La loi du 19 octobre 1946 issue du programme du Conseil National de la Résistance a défini le statut général des fonctionnaires basé sur trois principes qui fondent son unicité.
D’abord, le principe d’égalité, par référence à l’article 6 de la Déclaration des Droits de l’Homme et du Citoyen de 1789 qui dispose que l’on accède aux emplois publics sur la base de l’appréciation des « vertus » et des « talents » c’est-à-dire de la capacité des candidats ; nous en avons tiré la règle que c’est par la voie du concours que l’on entre dans la fonction publique.

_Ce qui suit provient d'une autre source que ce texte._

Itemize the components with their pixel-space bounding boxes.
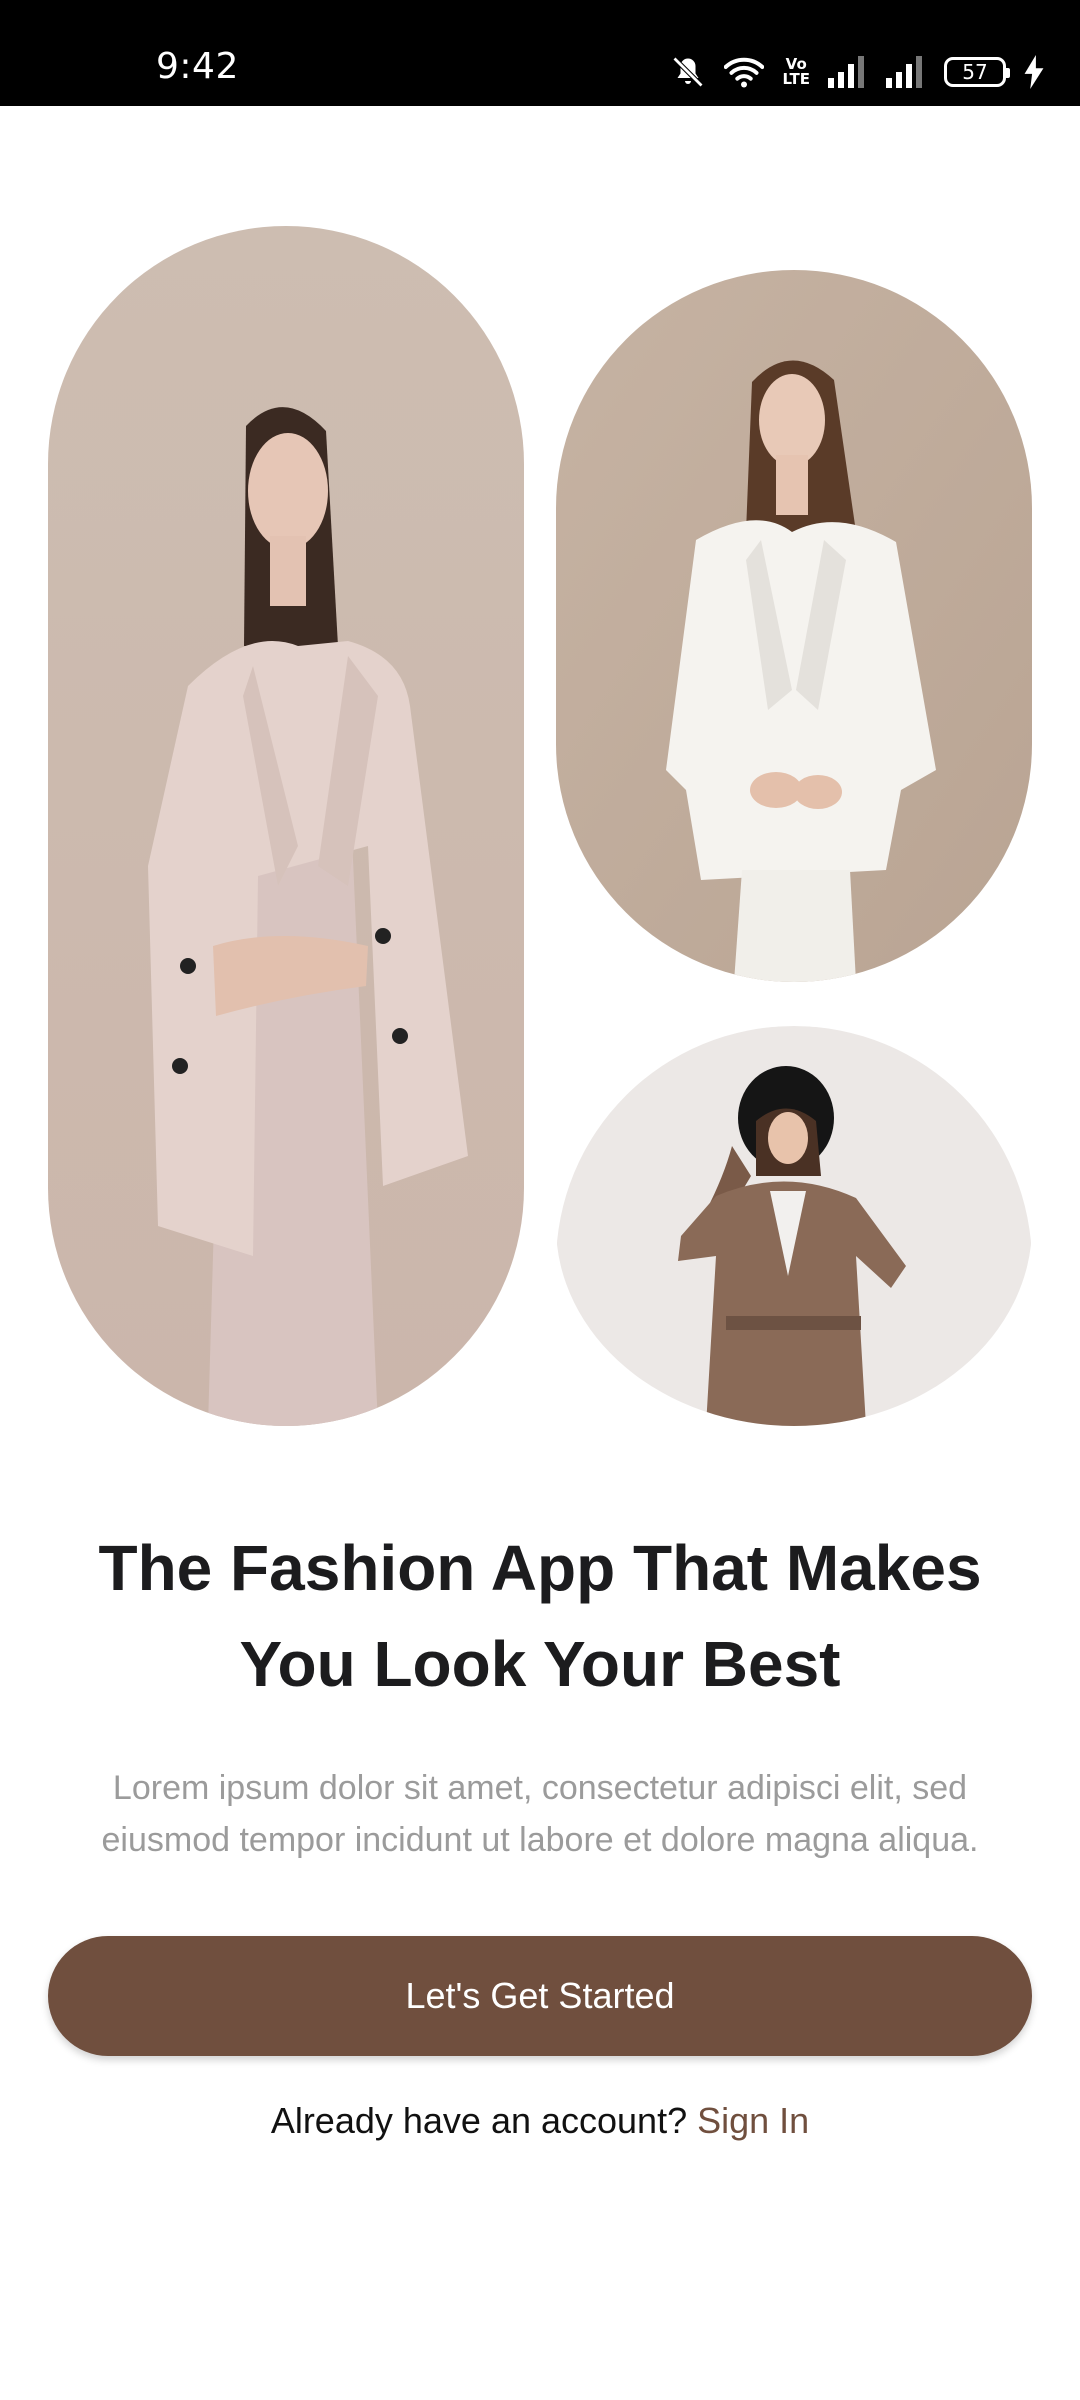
signin-prompt: Already have an account? [270, 2100, 698, 2141]
onboarding-screen: 9:42 Vo LTE 57 The Fashion App That Make… [0, 0, 1080, 2400]
status-icons: Vo LTE 57 [670, 50, 1044, 94]
signal-icon [886, 56, 926, 88]
sign-in-link[interactable]: Sign In [697, 2100, 809, 2141]
battery-icon: 57 [944, 57, 1010, 87]
status-time: 9:42 [156, 46, 239, 87]
model-in-white-suit-photo [556, 270, 1032, 982]
wifi-icon [724, 55, 765, 89]
mute-bell-icon [670, 54, 706, 90]
signin-row: Already have an account? Sign In [0, 2100, 1080, 2142]
get-started-button[interactable]: Let's Get Started [48, 1936, 1032, 2056]
status-bar: 9:42 Vo LTE 57 [0, 0, 1080, 106]
description-text: Lorem ipsum dolor sit amet, consectetur … [101, 1769, 979, 1859]
volte-icon: Vo LTE [782, 55, 810, 88]
charging-icon [1024, 55, 1044, 89]
model-in-leather-trench-photo [556, 1026, 1032, 1426]
signal-icon [828, 56, 868, 88]
model-in-blush-blazer-photo [48, 226, 524, 1426]
page-title: The Fashion App That Makes You Look Your… [98, 1532, 982, 1700]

Ensuite, le principe d’indépendance du fonctionnaire vis-à-vis du pouvoir politique comme de l’arbitraire administratif. Principe permis par le système dit de la «carrière» où le grade, propriété du fonctionnaire, est séparé de l’emploi qui est, lui, à la disposition de l’administration.
Enfin, le principe de responsabilité qui confère au fonctionnaire la plénitude des droits des citoyens et reconnaît la source de sa responsabilité dans l’article 15 de la Déclaration des droits de l’homme de 1789, lequel indique que chaque agent public doit rendre compte de son administration : c’est la conception du fonctionnaire-citoyen.
La politique libérale gouvernementale, qui répond aux injonctions patronales et financières, relayée par la commission européenne, s’attaque au statut général de la fonction publique.
Elle se concrétise par l’entrée de contrats à durées déterminées de type privé, l’extension à la fonction publique du « travailler plus pour gagner plus » notamment par le moyen d’heures supplémentaires et le rachat des heures accumulées dans les comptes épargne-temps avec parallèlement une réduction des effectifs, l’individualisation des carrières sur la base d’une réflexion sur la « culture du concours et sur la notation » afin d’échapper au « carcan des statuts ». Le tout étant baptisé « révolution culturelle ».
Le contrat est opposé au statut, le métier à la fonction, la performance individuelle à la recherche de l’efficacité sociale.
Ces réformes libérales s’inscrivent dans un contexte de déréglementation, de privatisation et d’extension de la contractualisation au détriment de la loi.
Le fonctionnaire est au service de l’intérêt général à l’inverse du salarié de l’entreprise privée lié à son employeur par un contrat qui fait la loi des parties.
La substitution du concept de métier à celui de fonction vise à substituer la logique du marché à celle du service public, une fonction publique d’emploi à une fonction publique de carrière, le contrat au statut. Elle remet en cause le principe d’indépendance.
Pour la CGT, la défense du statut de la fonction publique va bien au-delà des intérêts propres des fonctionnaires puisque cette action joue un rôle éminent dans la défense et la promotion des droits des autres salariés et de l’ensemble des citoyennes et des citoyens.
En effet, étant dans une position statutaire, réglementaire et non contractuelle, ils échappent aux rapports de force souvent inégaux qui président aux différentes formes de contractualisation. Ils peuvent ainsi constituer une référence forte pour la progression de la notion de statut du travail salarié ou de sécurité sociale professionnelle à l’ensemble du monde du travail comme le revendique la CGT.